A FOME, A MEDICINA DOS RICOS E A MEDICINA DOS POBRES

Prof.Dr.HC João Bosco Botelho

Há muito tempo existe o reconhecimento das diferenças entre a Medicina dos ricos e a Medicina dos pobres e, entre as duas, a fome como marco divisório. Onde há fome, seja a qualitativas ou a quantitativa, predomina a ausência ou a pouca escolaridade, as doenças infecciosas mais frequentes, maior violência e a vida mais curta. Na mesma esteira, tem sido assinalado que o tratamento médico dispensado ao rico é sempre melhor daquele recebido pelo pobre.

Algumas semanas atrás, ouvimos o Dr. Antonio de Pádua, Conselheiro do CRM-AM, explicar que se comparados aos ricos, os pobres gastam muito mais dinheiro para iniciar o tratamento ambulatorial ou hospitalar. Proporcionalmente ao salário do rico, para comprar os remédios prescritos em uma receita, o doente pobre gasta mais da metade do ganho mensal; se hospitalizado, desfalca a renda familiar. Essa conclusão impactante está contida na “lei da inversão dos cuidados de saúde”, de Julian Tudor Hart, publicada na prestigiada revista The Lancet, em fevereiro de 1971.

A questão não é nova! De modo contundente e jocoso Platão, em duas referências, (Leis, 857 c-d e Leis, 720 c-d), denunciou a diferença entre os atendimentos médicos entre ricos e pobres: enquan­to para os doentes ricos, os médicos dispunham de tempo e gentileza para explicar, vagarosamente, o tipo de doença e as prescrições; para os pobres, as consultas eram rápidas, sem qualquer esclarecimento.

É possível teorizar que o marco divisório entre a Medicina dos pobres e a Medicina dos ricos seja a fome! Como nos tempos de Platão, os famintos de comida são os mesmos que estão longe da justiça social; também sem escolaridade, penalizados. A fome permanece como a mais trágica fábrica dos deficientes físicos e mentais, das violências urbanas e injustiças sociais.

No Brasil, mesmo com os esforços institucionais, despontando entre as primeiras economias do mundo, em muitas áreas do território, tanto nos centros urbanos quanto nos interiores, as crianças têm expectativa de vida semelhante às da Etiópia e Uganda.

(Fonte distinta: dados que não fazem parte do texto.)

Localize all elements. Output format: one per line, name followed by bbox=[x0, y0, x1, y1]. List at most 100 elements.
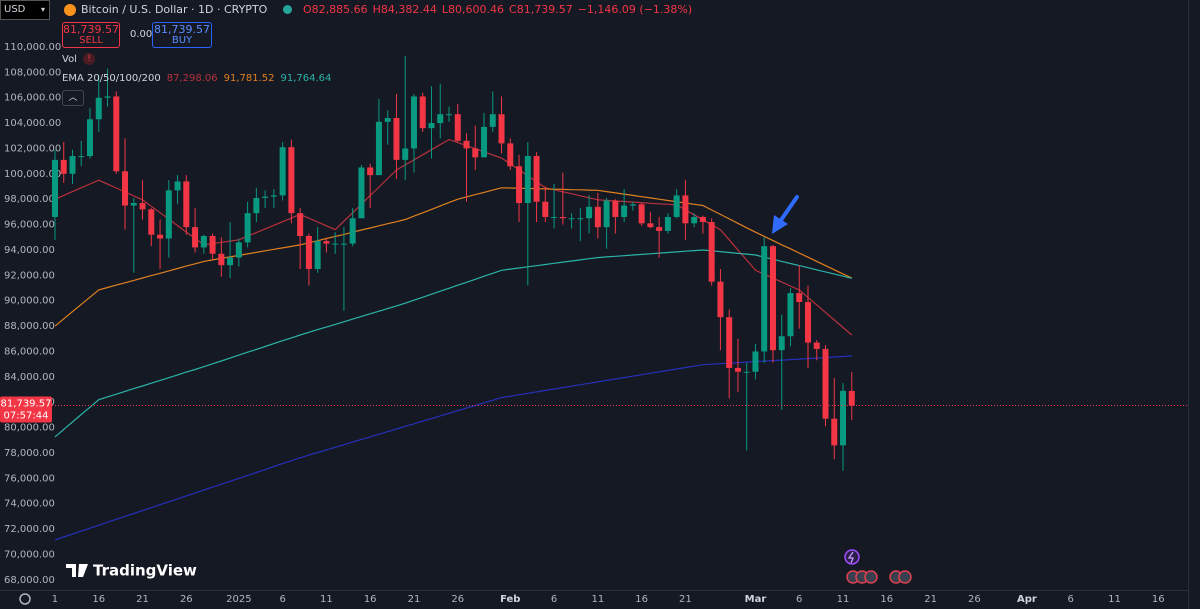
candle-body bbox=[673, 195, 680, 217]
candle-body bbox=[78, 156, 85, 158]
candle-body bbox=[122, 171, 129, 206]
collapse-button[interactable]: ︿ bbox=[62, 90, 84, 106]
price-label: 81,739.57 bbox=[1, 399, 52, 410]
x-tick-label: 11 bbox=[320, 594, 333, 605]
candle-body bbox=[840, 390, 847, 446]
ema-label: EMA 20/50/100/200 bbox=[62, 73, 161, 84]
dropdown-caret: ▾ bbox=[40, 5, 45, 14]
candle-body bbox=[612, 200, 619, 217]
candle-body bbox=[183, 181, 190, 228]
candle-body bbox=[367, 167, 374, 176]
candle-body bbox=[253, 197, 260, 214]
y-tick-label: 72,000.00 bbox=[4, 524, 55, 535]
candle-body bbox=[174, 181, 181, 191]
countdown: 07:57:44 bbox=[4, 411, 49, 422]
x-tick-label: 11 bbox=[837, 594, 850, 605]
event-icon[interactable] bbox=[844, 549, 860, 565]
candle-body bbox=[586, 206, 593, 219]
candle-body bbox=[192, 227, 199, 248]
candle-body bbox=[621, 205, 628, 217]
volume-warning[interactable]: ! bbox=[83, 53, 95, 65]
event-icon-glyph bbox=[847, 551, 854, 564]
candle-body bbox=[708, 222, 715, 282]
x-tick-label: 11 bbox=[591, 594, 604, 605]
sell-label: SELL bbox=[79, 35, 103, 46]
annotation-arrow bbox=[779, 195, 799, 222]
candle-body bbox=[384, 118, 391, 122]
buy-button[interactable]: 81,739.57 BUY bbox=[152, 22, 212, 48]
ohlc-value: O82,885.66 bbox=[303, 3, 368, 16]
ema-value: 87,298.06 bbox=[166, 73, 218, 84]
candle-body bbox=[647, 223, 654, 228]
y-tick-label: 102,000.00 bbox=[4, 143, 61, 154]
market-status bbox=[283, 5, 292, 14]
candle-body bbox=[445, 114, 452, 116]
ema-line bbox=[54, 249, 852, 438]
candle-body bbox=[340, 243, 347, 245]
candle-body bbox=[603, 200, 610, 228]
x-tick-label: Mar bbox=[745, 594, 767, 605]
candle-body bbox=[472, 148, 479, 158]
x-tick-label: 21 bbox=[136, 594, 149, 605]
candle-body bbox=[507, 143, 514, 167]
candle-body bbox=[559, 216, 566, 219]
ema-line bbox=[54, 355, 852, 541]
candle-body bbox=[104, 96, 111, 98]
candle-body bbox=[454, 114, 461, 141]
candle-body bbox=[314, 241, 321, 269]
ohlc-value: H84,382.44 bbox=[372, 3, 437, 16]
x-tick-label: 16 bbox=[364, 594, 377, 605]
candle-body bbox=[244, 213, 251, 243]
y-tick-label: 108,000.00 bbox=[4, 67, 61, 78]
y-tick-label: 106,000.00 bbox=[4, 93, 61, 104]
plot: 68,000.00 70,000.00 72,000.00 74,000.00 76,0… bbox=[4, 42, 1188, 605]
y-tick-label: 70,000.00 bbox=[4, 549, 55, 560]
candle-body bbox=[139, 203, 146, 210]
candle-body bbox=[218, 253, 225, 266]
y-tick-label: 68,000.00 bbox=[4, 575, 55, 586]
settings-icon[interactable] bbox=[19, 593, 31, 605]
y-tick-label: 96,000.00 bbox=[4, 220, 55, 231]
event-flag[interactable] bbox=[898, 570, 912, 584]
candle-body bbox=[769, 246, 776, 351]
candle-body bbox=[270, 195, 277, 197]
candle-body bbox=[568, 218, 575, 220]
currency-selector[interactable]: USD ▾ bbox=[0, 0, 50, 20]
x-tick-label: Feb bbox=[500, 594, 520, 605]
x-tick-label: 26 bbox=[968, 594, 981, 605]
candle-body bbox=[437, 114, 444, 124]
candle-body bbox=[410, 96, 417, 149]
ohlc-value: −1,146.09 (−1.38%) bbox=[577, 3, 693, 16]
candle-body bbox=[113, 96, 120, 172]
candle-body bbox=[542, 201, 549, 217]
y-tick-label: 110,000.00 bbox=[4, 42, 61, 53]
candle-body bbox=[813, 342, 820, 349]
y-tick-label: 84,000.00 bbox=[4, 372, 55, 383]
event-flag[interactable] bbox=[864, 570, 878, 584]
candle-body bbox=[323, 241, 330, 244]
ohlc-value: C81,739.57 bbox=[509, 3, 573, 16]
candle-body bbox=[349, 218, 356, 244]
sell-button[interactable]: 81,739.57 SELL bbox=[62, 22, 120, 48]
economic-events[interactable] bbox=[846, 570, 912, 584]
candle-body bbox=[148, 209, 155, 235]
candle-body bbox=[726, 317, 733, 368]
candle-body bbox=[664, 216, 671, 231]
candle-body bbox=[428, 123, 435, 129]
candle-body bbox=[297, 213, 304, 236]
candle-body bbox=[51, 159, 58, 217]
candle-body bbox=[682, 195, 689, 224]
x-tick-label: 16 bbox=[1152, 594, 1165, 605]
candle-body bbox=[498, 114, 505, 144]
x-tick-label: 21 bbox=[408, 594, 421, 605]
buy-price: 81,739.57 bbox=[154, 23, 210, 36]
y-tick-label: 76,000.00 bbox=[4, 473, 55, 484]
x-tick-label: Apr bbox=[1017, 594, 1037, 605]
candle-body bbox=[656, 227, 663, 231]
symbol-title: Bitcoin / U.S. Dollar · 1D · CRYPTO bbox=[81, 3, 268, 16]
candle-body bbox=[130, 203, 137, 206]
candle-body bbox=[419, 96, 426, 129]
annotation-arrow-head bbox=[772, 215, 788, 234]
candle-body bbox=[288, 147, 295, 214]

Essa triste realidade é conhecida dos médicos e dos estudantes de Medicina. No cotidiano convivem com as doenças da fome e sabem que a miséria retratada na face disforme da criança faminta não tem solução nos medica­mentos. Na maioria das ve­zes, os pequenos doentes conseguem sair vivos da diarreia amebiana para retornarem, poucos meses depois, com pneumonia mortal.

A fome que distancia a medicina dos ricos e a medicina dos pobres, no Brasil, será atenuada na mesma proporção da fiscalização do dinheiro público e das decisões políticas capazes de aumentar ainda mais o acesso ao alimento de boa qualidade, à educação, moradia, águia potável e esgoto sanitário.

Nas últimas semanas, a mídia nacional noticiou o médico que faltou ao plantão no hospital público no Rio de Janeiro. Como consequência, uma criança pobre, que brincava na porta da casa, vítima de bala  perdida, na periferia urbana, em coma, esperou oito horas pela cirurgia, seguida da morte três dias após. Não importa se os ferimentos fossem graves para determinar o óbito com ou sem a cirurgia!  A vítima da estúpida agressão, retrato das áreas urbanas onde a fome predomina, deveria ter sido submetida a cirurgia no menor tempo possível. As ausências não justificadas dos profissionais de saúde, nos hospitais e ambulatórios públicos e privados, causando ou não prejuízos à saúde dos doentes, obrigatoriamente, precisam ser apuradas ética e administrativamente. Não há dúvida desse fato!

Também é importante assinalar que a esmagadora maioria dos médicos, no Brasil, cumprem árduas jornadas de trabalho com ética e competência, nos hospitais e ambulatórios públicos e privados, executando diariamente dezenas de milhares de consultas e cirurgias (os dados estão acessíveis no SUS), possibilitando a reconstrução da saúde de ricos e pobres.

Os médicos como agentes sociais, não são responsáveis pela fome que mantém a distancia entre a medicina dos ricos da medicina dos pobres, referidas desde os tempos platônicos. Por outro lado, esse pressuposto, sob nenhuma hipótese, desobriga os médicos de manterem a qualquer custo a essência da medicina: a generosidade, o mais importante instrumento capaz de aproximar a medicina dos ricos da medicina dos pobres.